For those who prefer nonsurgical approaches, certain hormonal medications can reduce breast cancer risk, though by a smaller margin than surgery. The decision between surgery and surveillance is deeply personal, influenced by the specific mutation, family history, age, and individual priorities.
How BRCA Status Affects Treatment
If cancer does develop in someone with a BRCA mutation, knowing their genetic status actually opens up specific treatment options. Because BRCA-mutated cancer cells can’t repair their DNA effectively, they’re especially vulnerable to treatments that cause DNA damage. Platinum-based chemotherapy drugs exploit this weakness directly.
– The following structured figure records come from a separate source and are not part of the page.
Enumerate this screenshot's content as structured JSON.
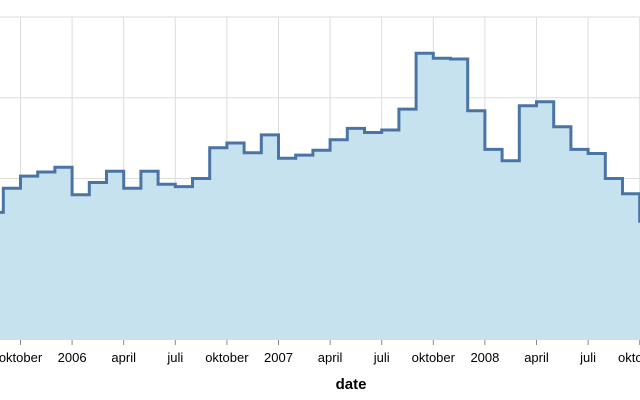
{
  "chart_data": {
    "type": "area",
    "interpolation": "step",
    "xlabel": "date",
    "ylabel": "",
    "title": "",
    "grid": true,
    "x_ticks": [
      {
        "date": "2005-10-01",
        "label": "oktober"
      },
      {
        "date": "2006-01-01",
        "label": "2006"
      },
      {
        "date": "2006-04-01",
        "label": "april"
      },
      {
        "date": "2006-07-01",
        "label": "juli"
      },
      {
        "date": "2006-10-01",
        "label": "oktober"
      },
      {
        "date": "2007-01-01",
        "label": "2007"
      },
      {
        "date": "2007-04-01",
        "label": "april"
      },
      {
        "date": "2007-07-01",
        "label": "juli"
      },
      {
        "date": "2007-10-01",
        "label": "oktober"
      },
      {
        "date": "2008-01-01",
        "label": "2008"
      },
      {
        "date": "2008-04-01",
        "label": "april"
      },
      {
        "date": "2008-07-01",
        "label": "juli"
      },
      {
        "date": "2008-10-01",
        "label": "oktober"
      }
    ],
    "ylim": [
      0,
      400
    ],
    "y_gridlines": [
      100,
      200,
      300,
      400
    ],
    "x": [
      "2005-08-01",
      "2005-09-01",
      "2005-10-01",
      "2005-11-01",
      "2005-12-01",
      "2006-01-01",
      "2006-02-01",
      "2006-03-01",
      "2006-04-01",
      "2006-05-01",
      "2006-06-01",
      "2006-07-01",
      "2006-08-01",
      "2006-09-01",
      "2006-10-01",
      "2006-11-01",
      "2006-12-01",
      "2007-01-01",
      "2007-02-01",
      "2007-03-01",
      "2007-04-01",
      "2007-05-01",
      "2007-06-01",
      "2007-07-01",
      "2007-08-01",
      "2007-09-01",
      "2007-10-01",
      "2007-11-01",
      "2007-12-01",
      "2008-01-01",
      "2008-02-01",
      "2008-03-01",
      "2008-04-01",
      "2008-05-01",
      "2008-06-01",
      "2008-07-01",
      "2008-08-01",
      "2008-09-01",
      "2008-10-01"
    ],
    "values": [
      158,
      188,
      203,
      208,
      214,
      180,
      195,
      209,
      188,
      209,
      193,
      190,
      200,
      238,
      244,
      232,
      254,
      225,
      229,
      235,
      248,
      262,
      257,
      260,
      286,
      355,
      349,
      348,
      284,
      236,
      222,
      290,
      295,
      264,
      236,
      231,
      200,
      181,
      147
    ],
    "colors": {
      "line": "#4a74a6",
      "fill": "#c6e2ee",
      "grid": "#dddddd"
    }
  }
}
A class of targeted drugs called PARP inhibitors takes a different approach. These drugs block a backup DNA repair pathway that cancer cells rely on when BRCA repair is already broken. With both repair systems disabled, the cancer cells accumulate so much DNA damage that they die. PARP inhibitors have become a standard part of treatment for BRCA-related ovarian and breast cancers and are now being studied in other cancer types as well.
This is one of the clearer examples in oncology where knowing your genetic makeup directly changes which treatments work best. For people already diagnosed with cancer, BRCA testing can shape the treatment plan in ways that improve outcomes.